Vedere e sentire suonare giovani musicisti è come assistere al risveglio della primavera ove l’attesa per il nuovo e per la bellezza è sempre auspicabile. È accaduto la scorsa domenica 5 marzo nel Saloncino del Teatro della Pergola di Firenze davanti ad un numeroso pubblico con una piacevole presenza di giovani. Interpreti due violinisti, pur dotati di temperamento diverso, che per alcuni aspetti si completano: Laura Marzadori e Andrea Obiso. Entrambi vantano un curriculum di tutto rispetto e risultano vincitori di concorso per primo violino di spalla in due importanti istituzioni: Marzadori, a 25 anni, presso l’Orchestra del Teatro alla Scala di Milano e Obiso, a 26 anni, presso l’Orchestra dell’Accademia Nazionale di Santa Cecilia di Roma.
Fin dall’inizio i due interpreti si sono imposti al pubblico dimostrando sia una significativa maturità artistica che una padronanza nell’uso del proprio strumento tale da non ravvisare nessuna difficoltà nel saper restituire una chiara lettura delle opere in programma. Curioso il fatto che la maggior parte delle musiche fossero scritte da compositori essi stessi violinisti: dettaglio che non è sfuggito, viste le peculiarità della scrittura. Pur nell’essenzialità dell’organico, sono emersi aspetti in cui entrambi gli interpreti erano chiamati a manifestare una serie di particolarità che esaltassero sia le raffinate possibilità tecniche che polifoniche dello strumento. Se da un lato è emerso equilibrio, collaborazione e intesa, tipico del suonare insieme, dall’altro si è assistito a caratteristiche in cui ognuno, indossato il ruolo di solista, sfoderava una elegante ma anche solida tecnica che traghettava l’ascoltatore nel tanto atteso virtuosismo. Bastava sentirli suonare insieme che l’ “incontro” musicale tra i due musicisti sembrava quasi naturale. Lo si è verificato nel Duo Concertante in re maggiore op. 67 n.2 di Louis Spohr, nella selezione dei Duetti op. 49 di Reinhold Moritzevič Glière, nella Sonata in do maggiore per due violini op. 56 di Sergej Prokof’ev e infine in una selezione della Suite Case di Giovanni Sollima.

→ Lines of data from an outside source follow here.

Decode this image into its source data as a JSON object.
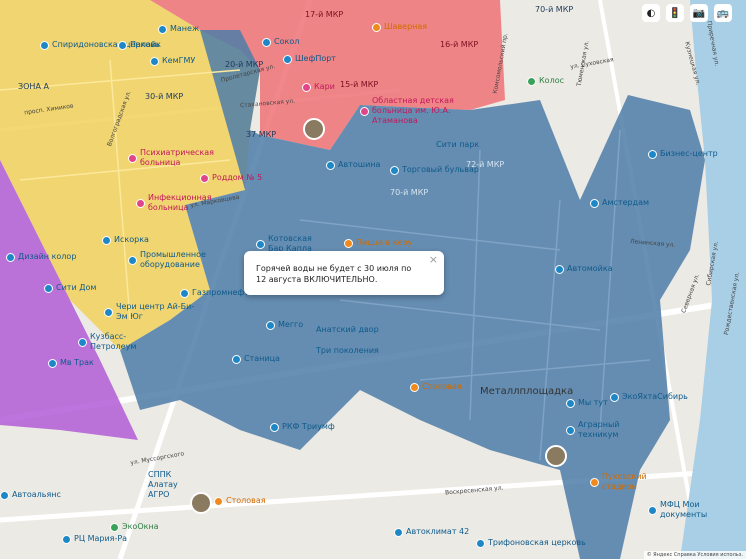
{
  "map": {
    "popup_text": "Горячей воды не будет с 30 июля по 12 августа ВКЛЮЧИТЕЛЬНО.",
    "popup_close": "×",
    "colors": {
      "yellow_zone": "#f2d15c",
      "red_zone": "#ef7275",
      "purple_zone": "#b15cd6",
      "blue_zone": "#4e7da8"
    },
    "district": "Металлплощадка",
    "pois": [
      {
        "label": "Манеж",
        "style": "blue"
      },
      {
        "label": "Спиридоновская церковь",
        "style": "blue"
      },
      {
        "label": "Палайк",
        "style": "blue"
      },
      {
        "label": "КемГМУ",
        "style": "blue"
      },
      {
        "label": "Сокол",
        "style": "blue"
      },
      {
        "label": "ШефПорт",
        "style": "blue"
      },
      {
        "label": "Кари",
        "style": "pink"
      },
      {
        "label": "Областная детская больница им. Ю.А. Атаманова",
        "style": "pink"
      },
      {
        "label": "Колос",
        "style": "green"
      },
      {
        "label": "Психиатрическая больница",
        "style": "pink"
      },
      {
        "label": "Роддом № 5",
        "style": "pink"
      },
      {
        "label": "Инфекционная больница",
        "style": "pink"
      },
      {
        "label": "Автошина",
        "style": "blue"
      },
      {
        "label": "Торговый бульвар",
        "style": "blue"
      },
      {
        "label": "Искорка",
        "style": "blue"
      },
      {
        "label": "Промышленное оборудование",
        "style": "blue"
      },
      {
        "label": "Дизайн колор",
        "style": "blue"
      },
      {
        "label": "Сити Дом",
        "style": "blue"
      },
      {
        "label": "Газпромнефть",
        "style": "blue"
      },
      {
        "label": "Чери центр Ай-Би-Эм Юг",
        "style": "blue"
      },
      {
        "label": "Кузбасс-Петролеум",
        "style": "blue"
      },
      {
        "label": "Мегго",
        "style": "blue"
      },
      {
        "label": "Мв Трак",
        "style": "blue"
      },
      {
        "label": "Станица",
        "style": "blue"
      },
      {
        "label": "РКФ Триумф",
        "style": "blue"
      },
      {
        "label": "Столовая",
        "style": "orange"
      },
      {
        "label": "Амстердам",
        "style": "blue"
      },
      {
        "label": "Автомойка",
        "style": "blue"
      },
      {
        "label": "Мы тут",
        "style": "blue"
      },
      {
        "label": "ЭкоЯхтаСибирь",
        "style": "blue"
      },
      {
        "label": "Аграрный техникум",
        "style": "blue"
      },
      {
        "label": "Пуховский стадион",
        "style": "orange"
      },
      {
        "label": "МФЦ Мои документы",
        "style": "blue"
      },
      {
        "label": "Автоклимат 42",
        "style": "blue"
      },
      {
        "label": "Трифоновская церковь",
        "style": "blue"
      },
      {
        "label": "Автоальянс",
        "style": "blue"
      },
      {
        "label": "ЭкоОкна",
        "style": "green"
      },
      {
        "label": "РЦ Мария-Ра",
        "style": "blue"
      },
      {
        "label": "Столовая",
        "style": "orange"
      },
      {
        "label": "СППК Алатау АГРО",
        "style": "blue"
      },
      {
        "label": "Шаверная",
        "style": "orange"
      },
      {
        "label": "Бизнес-центр",
        "style": "blue"
      },
      {
        "label": "Пицца в кеоу",
        "style": "orange"
      },
      {
        "label": "Котовская Бар Капла",
        "style": "blue"
      },
      {
        "label": "Анатский двор",
        "style": "blue"
      },
      {
        "label": "Три поколения",
        "style": "blue"
      },
      {
        "label": "Сити парк",
        "style": "blue"
      }
    ],
    "streets": [
      "просп. Химиков",
      "Волгоградская ул.",
      "ул. Марковцева",
      "Пролетарская ул.",
      "Стахановская ул.",
      "ул. Муссоргского",
      "Воскресенская ул.",
      "Тюменская ул.",
      "Комсомольский пр.",
      "ул. Суховская",
      "Приречная ул.",
      "Кузнецкая ул.",
      "Ленинская ул.",
      "Рождественская ул.",
      "Сибирская ул.",
      "Северная ул."
    ],
    "microdistricts": [
      "30-й МКР",
      "15-й МКР",
      "16-й МКР",
      "17-й МКР",
      "20-й МКР",
      "70-й МКР",
      "70-й МКР",
      "72-й МКР",
      "ЗОНА А",
      "37 МКР"
    ],
    "attribution": "© Яндекс  Справка  Условия использ.",
    "tools": {
      "layers": "◐",
      "traffic": "🚦",
      "photo": "📷",
      "transit": "🚌"
    }
  }
}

Il programma prevedeva anche due pagine importanti (tratte dalle Sei sonate per violino solo op. 27, composte nel luglio 1923) di Eugène Ysaye, musicista belga che ha scritto in prevalenza per il suo strumento. Nelle due composizioni ogni interprete era chiamato a far rivivere e misurarsi con le difficoltà e complessità della musica degli inizi del Novecento, predisponendosi ad affrontare una serie di problematicità: espressione della stessa evoluzione e concezione dello strumento del compositore, scomparso nel 1931.
Nella prima Sonata n. 3 in re minore abbiamo assistito ad un’esecuzione in cui la violinista bolognese ha sfoderato una sicurezza incredibile nel tradurre sonoramente lo spartito sia nelle parti iniziali in cui vengono anticipati motivi più espressivi che nel resto della composizione in cui la cifra predominante è caratterizzata dal virtuosismo tout court. Poi è stato il turno del musicista palermitano con la Sonata n. 6 in mi maggiore. In questa occasione Obiso, suonando rigorosamente a memoria, ha messo in luce la sua bella natura musicale in cui si poteva percepire una significativa espressività, un profondo vibrato, e una certa naturalezza nell’ esplicitare quella straordinaria espansione della tecnica dello strumento nel XX secolo.
Ulteriore nota di merito degli interpreti è stata l’aver fatto conoscere al grande pubblico due autentiche ‘perle’ di un musicista più spesso ricordato come violinista anziché compositore interessante ed audace.
Il concerto si è concluso con un fuori programma, con un duo cameristico ove, ancora una volta, si è ribadito l’importanza nel ripercorrere e rendere sensibili quei processi creativi insiti nelle composizioni, a condizione di sapersi predisporre intelligentemente in quella ‘raffinata conversazione’ di goethiana memoria.